The Virtual Index

Abstract

The virtual index was first introduced in [111] by D. Lehmann, M. Soares and T. Suwa for holomorphic vector fields; the extension to continuous vector fields is immediate and has been done in [30, 31, 149]. If the variety has only isolated singularities, the virtual index and the GSV index coincide. The virtual index has several interesting features, as for instance that it is relatively easy to compute when the vector field we deal with is holomorphic, and also that it is defined for vector fields with singular set a compact set of arbitrary dimension.

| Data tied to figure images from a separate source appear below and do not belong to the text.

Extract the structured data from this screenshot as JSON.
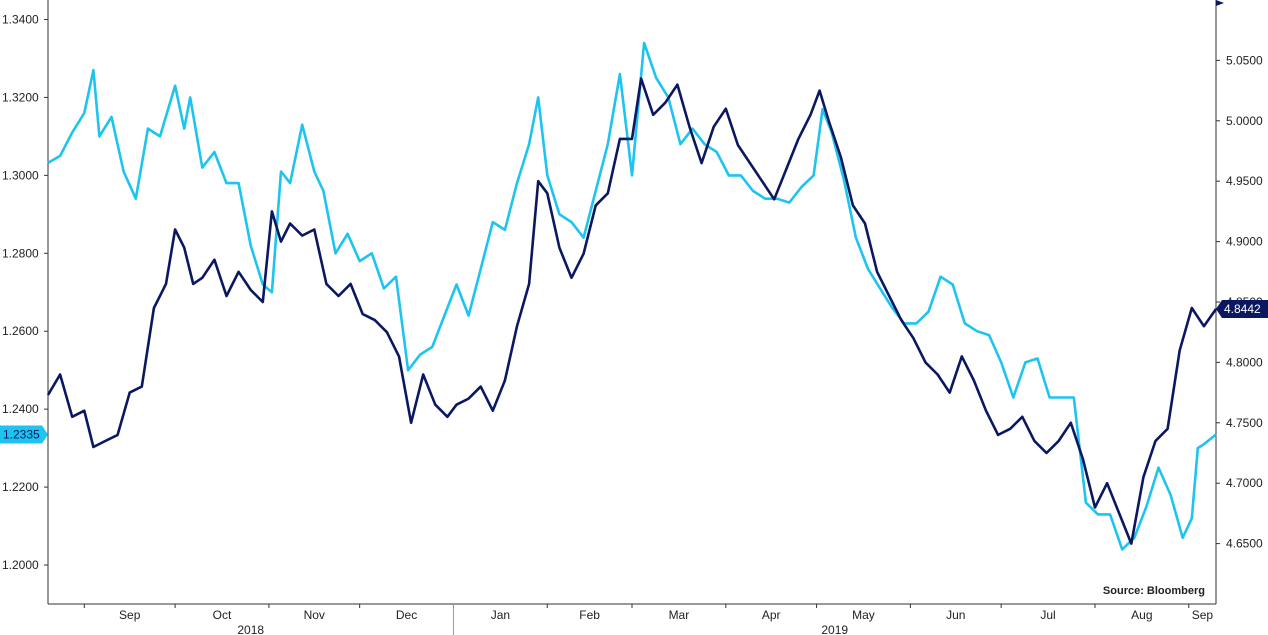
{
  "chart_data": {
    "type": "line",
    "title": "",
    "source": "Source: Bloomberg",
    "colors": {
      "dark_series": "#0b1760",
      "light_series": "#1ec4f0"
    },
    "left_axis": {
      "ylim": [
        1.19,
        1.345
      ],
      "ticks": [
        1.2,
        1.22,
        1.24,
        1.26,
        1.28,
        1.3,
        1.32,
        1.34
      ],
      "tick_labels": [
        "1.2000",
        "1.2200",
        "1.2400",
        "1.2600",
        "1.2800",
        "1.3000",
        "1.3200",
        "1.3400"
      ],
      "last_value_label": "1.2335"
    },
    "right_axis": {
      "ylim": [
        4.6,
        5.1
      ],
      "ticks": [
        4.65,
        4.7,
        4.75,
        4.8,
        4.85,
        4.9,
        4.95,
        5.0,
        5.05
      ],
      "tick_labels": [
        "4.6500",
        "4.7000",
        "4.7500",
        "4.8000",
        "4.8500",
        "4.9000",
        "4.9500",
        "5.0000",
        "5.0500"
      ],
      "last_value_label": "4.8442"
    },
    "x_axis": {
      "range": [
        "2018-08-20",
        "2019-09-10"
      ],
      "months": [
        {
          "label": "Sep",
          "start": "2018-09-01",
          "end": "2018-10-01"
        },
        {
          "label": "Oct",
          "start": "2018-10-01",
          "end": "2018-11-01"
        },
        {
          "label": "Nov",
          "start": "2018-11-01",
          "end": "2018-12-01"
        },
        {
          "label": "Dec",
          "start": "2018-12-01",
          "end": "2019-01-01"
        },
        {
          "label": "Jan",
          "start": "2019-01-01",
          "end": "2019-02-01"
        },
        {
          "label": "Feb",
          "start": "2019-02-01",
          "end": "2019-03-01"
        },
        {
          "label": "Mar",
          "start": "2019-03-01",
          "end": "2019-04-01"
        },
        {
          "label": "Apr",
          "start": "2019-04-01",
          "end": "2019-05-01"
        },
        {
          "label": "May",
          "start": "2019-05-01",
          "end": "2019-06-01"
        },
        {
          "label": "Jun",
          "start": "2019-06-01",
          "end": "2019-07-01"
        },
        {
          "label": "Jul",
          "start": "2019-07-01",
          "end": "2019-08-01"
        },
        {
          "label": "Aug",
          "start": "2019-08-01",
          "end": "2019-09-01"
        },
        {
          "label": "Sep",
          "start": "2019-09-01",
          "end": "2019-09-10"
        }
      ],
      "years": [
        {
          "label": "2018",
          "start": "2018-08-20",
          "end": "2019-01-01"
        },
        {
          "label": "2019",
          "start": "2019-01-01",
          "end": "2019-09-10"
        }
      ]
    },
    "series": [
      {
        "axis": "left",
        "color": "#1ec4f0",
        "points": [
          [
            "2018-08-20",
            1.3032
          ],
          [
            "2018-08-24",
            1.305
          ],
          [
            "2018-08-28",
            1.311
          ],
          [
            "2018-09-01",
            1.316
          ],
          [
            "2018-09-04",
            1.327
          ],
          [
            "2018-09-06",
            1.31
          ],
          [
            "2018-09-10",
            1.315
          ],
          [
            "2018-09-14",
            1.301
          ],
          [
            "2018-09-18",
            1.294
          ],
          [
            "2018-09-22",
            1.312
          ],
          [
            "2018-09-26",
            1.31
          ],
          [
            "2018-10-01",
            1.323
          ],
          [
            "2018-10-04",
            1.312
          ],
          [
            "2018-10-06",
            1.32
          ],
          [
            "2018-10-10",
            1.302
          ],
          [
            "2018-10-14",
            1.306
          ],
          [
            "2018-10-18",
            1.298
          ],
          [
            "2018-10-22",
            1.298
          ],
          [
            "2018-10-26",
            1.282
          ],
          [
            "2018-10-30",
            1.272
          ],
          [
            "2018-11-02",
            1.27
          ],
          [
            "2018-11-05",
            1.301
          ],
          [
            "2018-11-08",
            1.298
          ],
          [
            "2018-11-12",
            1.313
          ],
          [
            "2018-11-16",
            1.301
          ],
          [
            "2018-11-19",
            1.296
          ],
          [
            "2018-11-23",
            1.28
          ],
          [
            "2018-11-27",
            1.285
          ],
          [
            "2018-12-01",
            1.278
          ],
          [
            "2018-12-05",
            1.28
          ],
          [
            "2018-12-09",
            1.271
          ],
          [
            "2018-12-13",
            1.274
          ],
          [
            "2018-12-17",
            1.25
          ],
          [
            "2018-12-21",
            1.254
          ],
          [
            "2018-12-25",
            1.256
          ],
          [
            "2018-12-28",
            1.262
          ],
          [
            "2019-01-02",
            1.272
          ],
          [
            "2019-01-06",
            1.264
          ],
          [
            "2019-01-10",
            1.276
          ],
          [
            "2019-01-14",
            1.288
          ],
          [
            "2019-01-18",
            1.286
          ],
          [
            "2019-01-22",
            1.298
          ],
          [
            "2019-01-26",
            1.308
          ],
          [
            "2019-01-29",
            1.32
          ],
          [
            "2019-02-01",
            1.3
          ],
          [
            "2019-02-05",
            1.29
          ],
          [
            "2019-02-09",
            1.288
          ],
          [
            "2019-02-13",
            1.284
          ],
          [
            "2019-02-17",
            1.296
          ],
          [
            "2019-02-21",
            1.308
          ],
          [
            "2019-02-25",
            1.326
          ],
          [
            "2019-03-01",
            1.3
          ],
          [
            "2019-03-05",
            1.334
          ],
          [
            "2019-03-09",
            1.325
          ],
          [
            "2019-03-13",
            1.32
          ],
          [
            "2019-03-17",
            1.308
          ],
          [
            "2019-03-21",
            1.312
          ],
          [
            "2019-03-25",
            1.308
          ],
          [
            "2019-03-29",
            1.306
          ],
          [
            "2019-04-02",
            1.3
          ],
          [
            "2019-04-06",
            1.3
          ],
          [
            "2019-04-10",
            1.296
          ],
          [
            "2019-04-14",
            1.294
          ],
          [
            "2019-04-18",
            1.294
          ],
          [
            "2019-04-22",
            1.293
          ],
          [
            "2019-04-26",
            1.297
          ],
          [
            "2019-04-30",
            1.3
          ],
          [
            "2019-05-03",
            1.317
          ],
          [
            "2019-05-06",
            1.311
          ],
          [
            "2019-05-10",
            1.299
          ],
          [
            "2019-05-14",
            1.284
          ],
          [
            "2019-05-18",
            1.276
          ],
          [
            "2019-05-22",
            1.271
          ],
          [
            "2019-05-26",
            1.266
          ],
          [
            "2019-05-30",
            1.262
          ],
          [
            "2019-06-03",
            1.262
          ],
          [
            "2019-06-07",
            1.265
          ],
          [
            "2019-06-11",
            1.274
          ],
          [
            "2019-06-15",
            1.272
          ],
          [
            "2019-06-19",
            1.262
          ],
          [
            "2019-06-23",
            1.26
          ],
          [
            "2019-06-27",
            1.259
          ],
          [
            "2019-07-01",
            1.252
          ],
          [
            "2019-07-05",
            1.243
          ],
          [
            "2019-07-09",
            1.252
          ],
          [
            "2019-07-13",
            1.253
          ],
          [
            "2019-07-17",
            1.243
          ],
          [
            "2019-07-21",
            1.243
          ],
          [
            "2019-07-25",
            1.243
          ],
          [
            "2019-07-29",
            1.216
          ],
          [
            "2019-08-02",
            1.213
          ],
          [
            "2019-08-06",
            1.213
          ],
          [
            "2019-08-10",
            1.204
          ],
          [
            "2019-08-14",
            1.207
          ],
          [
            "2019-08-18",
            1.215
          ],
          [
            "2019-08-22",
            1.225
          ],
          [
            "2019-08-26",
            1.218
          ],
          [
            "2019-08-30",
            1.207
          ],
          [
            "2019-09-02",
            1.212
          ],
          [
            "2019-09-04",
            1.23
          ],
          [
            "2019-09-06",
            1.231
          ],
          [
            "2019-09-10",
            1.2335
          ]
        ]
      },
      {
        "axis": "right",
        "color": "#0b1760",
        "points": [
          [
            "2018-08-20",
            4.773
          ],
          [
            "2018-08-24",
            4.79
          ],
          [
            "2018-08-28",
            4.755
          ],
          [
            "2018-09-01",
            4.76
          ],
          [
            "2018-09-04",
            4.73
          ],
          [
            "2018-09-08",
            4.735
          ],
          [
            "2018-09-12",
            4.74
          ],
          [
            "2018-09-16",
            4.775
          ],
          [
            "2018-09-20",
            4.78
          ],
          [
            "2018-09-24",
            4.845
          ],
          [
            "2018-09-28",
            4.865
          ],
          [
            "2018-10-01",
            4.91
          ],
          [
            "2018-10-04",
            4.895
          ],
          [
            "2018-10-07",
            4.865
          ],
          [
            "2018-10-10",
            4.87
          ],
          [
            "2018-10-14",
            4.885
          ],
          [
            "2018-10-18",
            4.855
          ],
          [
            "2018-10-22",
            4.875
          ],
          [
            "2018-10-26",
            4.86
          ],
          [
            "2018-10-30",
            4.85
          ],
          [
            "2018-11-02",
            4.925
          ],
          [
            "2018-11-05",
            4.9
          ],
          [
            "2018-11-08",
            4.915
          ],
          [
            "2018-11-12",
            4.905
          ],
          [
            "2018-11-16",
            4.91
          ],
          [
            "2018-11-20",
            4.865
          ],
          [
            "2018-11-24",
            4.855
          ],
          [
            "2018-11-28",
            4.865
          ],
          [
            "2018-12-02",
            4.84
          ],
          [
            "2018-12-06",
            4.835
          ],
          [
            "2018-12-10",
            4.825
          ],
          [
            "2018-12-14",
            4.805
          ],
          [
            "2018-12-18",
            4.75
          ],
          [
            "2018-12-22",
            4.79
          ],
          [
            "2018-12-26",
            4.765
          ],
          [
            "2018-12-30",
            4.755
          ],
          [
            "2019-01-02",
            4.765
          ],
          [
            "2019-01-06",
            4.77
          ],
          [
            "2019-01-10",
            4.78
          ],
          [
            "2019-01-14",
            4.76
          ],
          [
            "2019-01-18",
            4.785
          ],
          [
            "2019-01-22",
            4.83
          ],
          [
            "2019-01-26",
            4.865
          ],
          [
            "2019-01-29",
            4.95
          ],
          [
            "2019-02-01",
            4.94
          ],
          [
            "2019-02-05",
            4.895
          ],
          [
            "2019-02-09",
            4.87
          ],
          [
            "2019-02-13",
            4.89
          ],
          [
            "2019-02-17",
            4.93
          ],
          [
            "2019-02-21",
            4.94
          ],
          [
            "2019-02-25",
            4.985
          ],
          [
            "2019-03-01",
            4.985
          ],
          [
            "2019-03-04",
            5.035
          ],
          [
            "2019-03-08",
            5.005
          ],
          [
            "2019-03-12",
            5.015
          ],
          [
            "2019-03-16",
            5.03
          ],
          [
            "2019-03-20",
            4.995
          ],
          [
            "2019-03-24",
            4.965
          ],
          [
            "2019-03-28",
            4.995
          ],
          [
            "2019-04-01",
            5.01
          ],
          [
            "2019-04-05",
            4.98
          ],
          [
            "2019-04-09",
            4.965
          ],
          [
            "2019-04-13",
            4.95
          ],
          [
            "2019-04-17",
            4.935
          ],
          [
            "2019-04-21",
            4.96
          ],
          [
            "2019-04-25",
            4.985
          ],
          [
            "2019-04-29",
            5.005
          ],
          [
            "2019-05-02",
            5.025
          ],
          [
            "2019-05-05",
            5.0
          ],
          [
            "2019-05-09",
            4.97
          ],
          [
            "2019-05-13",
            4.93
          ],
          [
            "2019-05-17",
            4.915
          ],
          [
            "2019-05-21",
            4.875
          ],
          [
            "2019-05-25",
            4.855
          ],
          [
            "2019-05-29",
            4.835
          ],
          [
            "2019-06-02",
            4.82
          ],
          [
            "2019-06-06",
            4.8
          ],
          [
            "2019-06-10",
            4.79
          ],
          [
            "2019-06-14",
            4.775
          ],
          [
            "2019-06-18",
            4.805
          ],
          [
            "2019-06-22",
            4.785
          ],
          [
            "2019-06-26",
            4.76
          ],
          [
            "2019-06-30",
            4.74
          ],
          [
            "2019-07-04",
            4.745
          ],
          [
            "2019-07-08",
            4.755
          ],
          [
            "2019-07-12",
            4.735
          ],
          [
            "2019-07-16",
            4.725
          ],
          [
            "2019-07-20",
            4.735
          ],
          [
            "2019-07-24",
            4.75
          ],
          [
            "2019-07-28",
            4.72
          ],
          [
            "2019-08-01",
            4.68
          ],
          [
            "2019-08-05",
            4.7
          ],
          [
            "2019-08-09",
            4.675
          ],
          [
            "2019-08-13",
            4.65
          ],
          [
            "2019-08-17",
            4.705
          ],
          [
            "2019-08-21",
            4.735
          ],
          [
            "2019-08-25",
            4.745
          ],
          [
            "2019-08-29",
            4.81
          ],
          [
            "2019-09-02",
            4.845
          ],
          [
            "2019-09-06",
            4.83
          ],
          [
            "2019-09-10",
            4.8442
          ]
        ]
      }
    ]
  }
}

In this chapter we introduce the virtual index in the context of singular varieties V which are local complete intersections defined by a section of a holomorphic vector bundle N over a complex manifold M (see Sect. 5.1 below). The virtual tangent bundle is then defined as (TM − N)|V , where TM denotes the holomorphic tangent bundle of M.

One can think of the virtual index as being a localization of the top dimensional Chern class of the virtual tangent bundle, called virtual class, just as the local index of Poincaré–Hopf is a localization of the top Chern class of a manifold. The virtual index is in fact a residue which is the local contribution, relatively to a vector field v, of the top virtual class.

In Sect. 2, we show that Chern–Weil theory is very well adapted to this situation, in the framework of Čech–de Rham cohomology, and Sect. 3 is devoted to the study of residues in this context. The properties of the virtual index are detailed in the last sections of the chapter, in particular we prove an integral formula for the virtual index.